While India reported a 10% increase in crimes in 2013, the country continues to have the same shortage as we reported last year, half a million policemen, a shortage accentuated by more than 47,000 officers protecting 15,000 special protectees. According to data released by the National Crime Records Bureau, there is a shortage in policemen of nearly 23% across the country.

That’s a huge gap for a country, which in any case had a ratio of policemen to people that was more than one and a half times lower than the globally accepted standard. While the UN recommended ratio is 1 policeman for every 450 people, India’s ratio is 1 policeman for 709 people. The NCRB report says that India faces a shortage of 0.5 million policemen. The current police strength is 1.73 million against the sanctioned strength of 2.24 million, a shortfall of 22.8%.

Source: South Asia Terrorism Portal

While India has 1 policeman for every 709 people, neighbour Pakistan has a much better ratio of 1 per 483. Globally, Belarus has the highest number of police officers for its population with 1 policeman for 69 people.

The police-people ratio across states in India is also skewed. While north-eastern states like Mizoram and Manipur have 1 policeman for every 110 and 98 people, respectively, Bihar and Uttar Pradesh have much higher ratios of 1,298 and 1,282, respectively.

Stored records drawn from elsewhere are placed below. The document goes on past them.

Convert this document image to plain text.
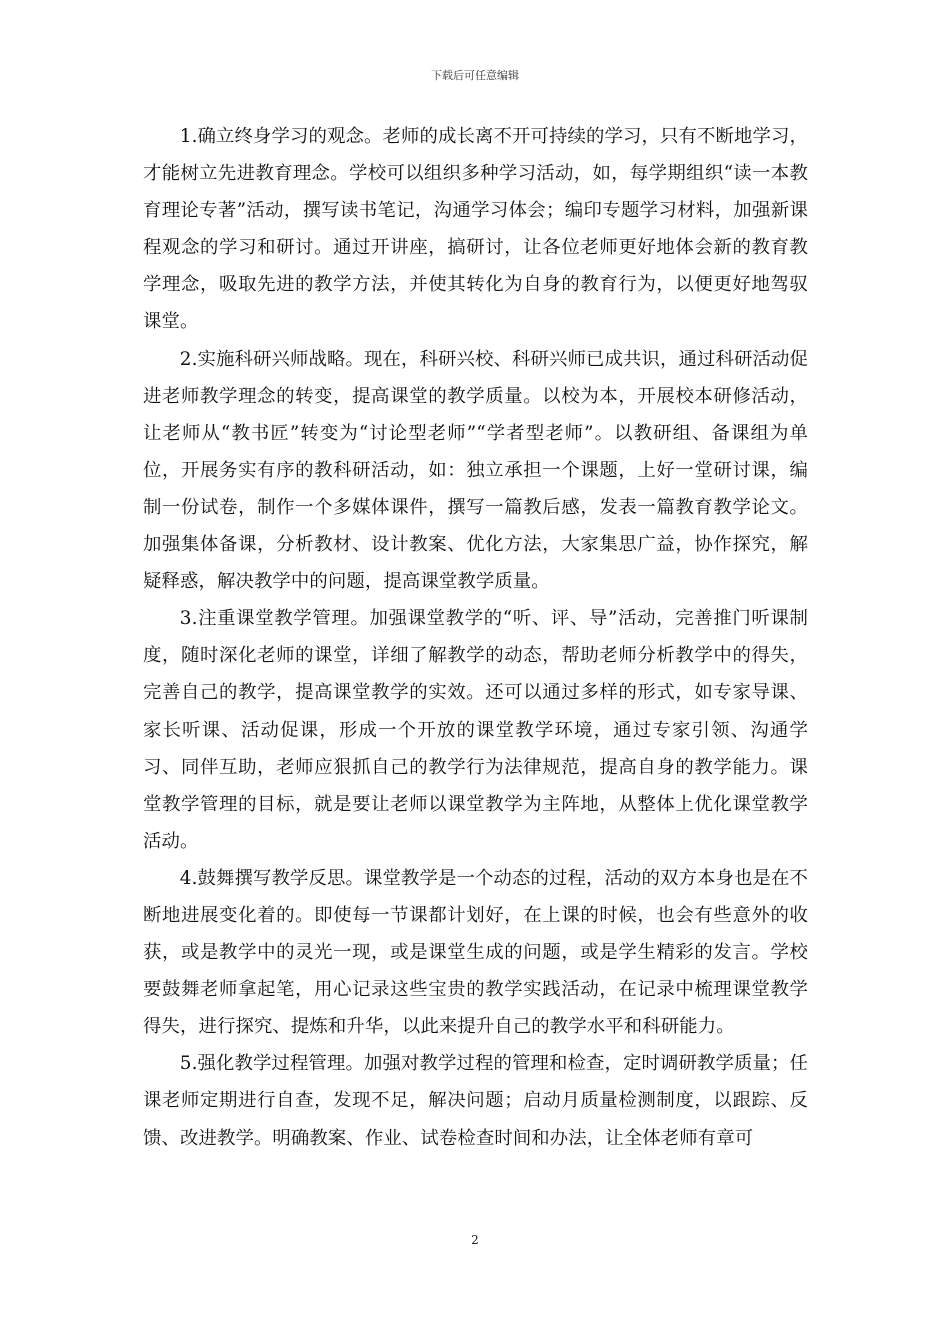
下载后可任意编辑

1.确立终身学习的观念。老师的成长离不开可持续的学习，只有不断地学习，才能树立先进教育理念。学校可以组织多种学习活动，如，每学期组织“读一本教育理论专著”活动，撰写读书笔记，沟通学习体会；编印专题学习材料，加强新课程观念的学习和研讨。通过开讲座，搞研讨，让各位老师更好地体会新的教育教学理念，吸取先进的教学方法，并使其转化为自身的教育行为，以便更好地驾驭课堂。

2.实施科研兴师战略。现在，科研兴校、科研兴师已成共识，通过科研活动促进老师教学理念的转变，提高课堂的教学质量。以校为本，开展校本研修活动，让老师从“教书匠”转变为“讨论型老师”“学者型老师”。以教研组、备课组为单位，开展务实有序的教科研活动，如：独立承担一个课题，上好一堂研讨课，编制一份试卷，制作一个多媒体课件，撰写一篇教后感，发表一篇教育教学论文。加强集体备课，分析教材、设计教案、优化方法，大家集思广益，协作探究，解疑释惑，解决教学中的问题，提高课堂教学质量。

3.注重课堂教学管理。加强课堂教学的“听、评、导”活动，完善推门听课制度，随时深化老师的课堂，详细了解教学的动态，帮助老师分析教学中的得失，完善自己的教学，提高课堂教学的实效。还可以通过多样的形式，如专家导课、家长听课、活动促课，形成一个开放的课堂教学环境，通过专家引领、沟通学习、同伴互助，老师应狠抓自己的教学行为法律规范，提高自身的教学能力。课堂教学管理的目标，就是要让老师以课堂教学为主阵地，从整体上优化课堂教学活动。

4.鼓舞撰写教学反思。课堂教学是一个动态的过程，活动的双方本身也是在不断地进展变化着的。即使每一节课都计划好，在上课的时候，也会有些意外的收获，或是教学中的灵光一现，或是课堂生成的问题，或是学生精彩的发言。学校要鼓舞老师拿起笔，用心记录这些宝贵的教学实践活动，在记录中梳理课堂教学得失，进行探究、提炼和升华，以此来提升自己的教学水平和科研能力。

5.强化教学过程管理。加强对教学过程的管理和检查，定时调研教学质量；任课老师定期进行自查，发现不足，解决问题；启动月质量检测制度，以跟踪、反馈、改进教学。明确教案、作业、试卷检查时间和办法，让全体老师有章可

2
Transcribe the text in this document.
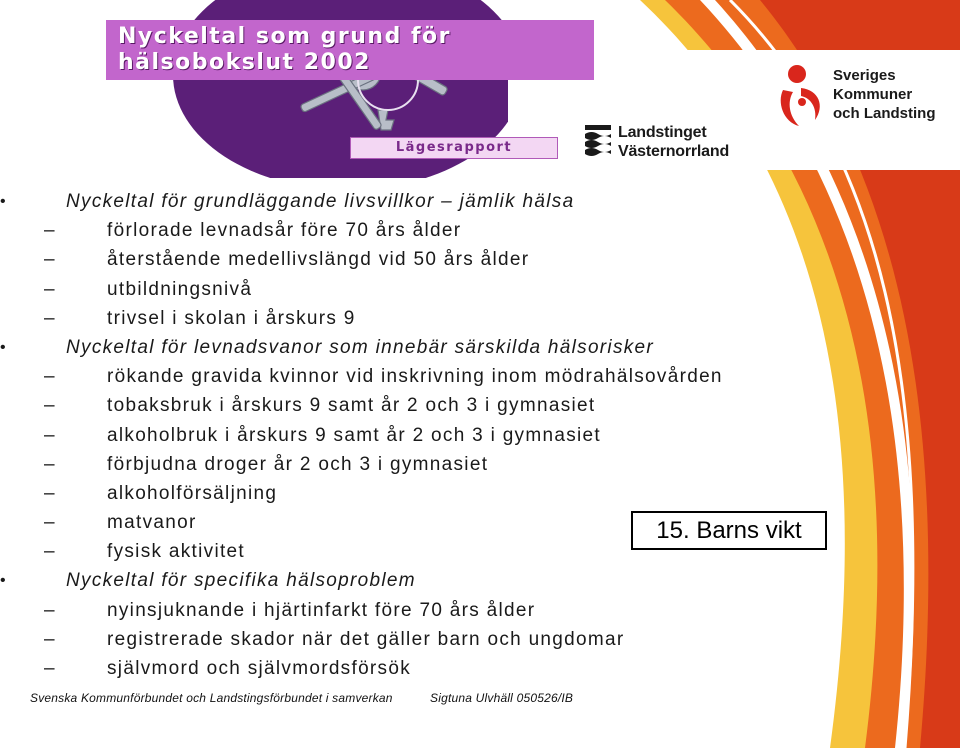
Nyckeltal som grund för
hälsobokslut 2002
Lägesrapport
Landstinget
Västernorrland
Sveriges
Kommuner
och Landsting
•	Nyckeltal för grundläggande livsvillkor – jämlik hälsa
–	förlorade levnadsår före 70 års ålder
–	återstående medellivslängd vid 50 års ålder
–	utbildningsnivå
–	trivsel i skolan i årskurs 9
•	Nyckeltal för levnadsvanor som innebär särskilda hälsorisker
–	rökande gravida kvinnor vid inskrivning inom mödrahälsovården
–	tobaksbruk i årskurs 9 samt år 2 och 3 i gymnasiet
–	alkoholbruk i årskurs 9 samt år 2 och 3 i gymnasiet
–	förbjudna droger år 2 och 3 i gymnasiet
–	alkoholförsäljning
–	matvanor
–	fysisk aktivitet
•	Nyckeltal för specifika hälsoproblem
–	nyinsjuknande i hjärtinfarkt före 70 års ålder
–	registrerade skador när det gäller barn och ungdomar
–	självmord och självmordsförsök
15. Barns vikt
Svenska Kommunförbundet och Landstingsförbundet i samverkan	Sigtuna Ulvhäll 050526/IB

Source: South Asia Terrorism Portal

Looking at the police density across states, Delhi and Chandigarh have the highest police density at 5104 and 5295 policemen per 100 sq km., whereas states such Arunachal Pradesh, Rajasthan and Himachal Pradesh have a low density of 11.8, 23.7 and 26.9 respectively.

Source: National Crime Records Bureau

While there can be many reasons for the surge in crimes, it is pretty clear that India needs to recruit sufficient policemen to ensure the safety of its citizens.